Python driver for ScyllaDB written in Rust. Though description says it's for scylla, however it can be used with Cassandra and AWS keyspaces as well.
This driver uses official ScyllaDB driver for Rust and exposes python API to interact with it.
To install it, use your favorite package manager for python packages:
pip install scyllapy
Also, you can build from sources. To do it, install stable rust, maturin and openssl libs.
maturin build --release --out dist
# Then install whl file from dist folder.
pip install dist/*
The usage is pretty straitforward. Create a Scylla instance, run startup and start executing queries.
import asyncio
from scyllapy import Scylla
async def main():
scylla = Scylla(["localhost:9042"], keyspace="keyspace")
await scylla.startup()
await scylla.execute("SELECT * FROM table")
await scylla.shutdown()
if __name__ == "__main__":
asyncio.run(main())
While executing queries sometimes you may want to fine-tune some parameters, or dynamically pass values to the query.

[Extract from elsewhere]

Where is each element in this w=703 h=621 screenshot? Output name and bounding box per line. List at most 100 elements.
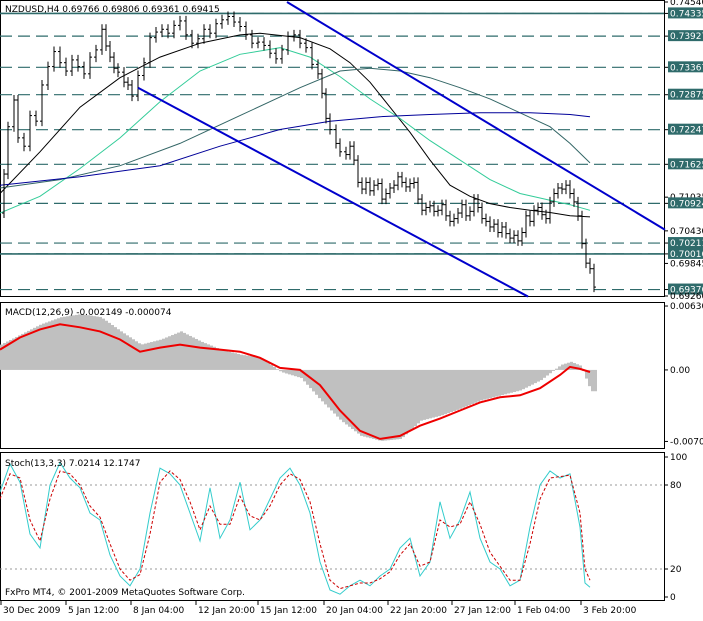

Passing parameters is simple. You need to add a paramters list to the query.
await scylla.execute(
"INSERT INTO otps(id, otp) VALUES (?, ?)",
[uuid.uuid4(), uuid.uuid4().hex],
)
Queries can be modified further by using Query
class. It allows you to define
consistency for query or enable tracing.
from scyllapy import Scylla, Query, Consistency, SerialConsistency
async def make_query(scylla: Scylla) -> None:
query = Query(
"SELECT * FROM table",
consistency=Consistency.ALL,
serial_consistency=SerialConsistency.LOCAL_SERIAL,
request_timeout=1,
timestamp=int(time.time()),
is_idempotent=False,
tracing=True,
)
result = await scylla.execute(query)
print(result.all())
Also, with queries you can tweak random parameters for a specific execution.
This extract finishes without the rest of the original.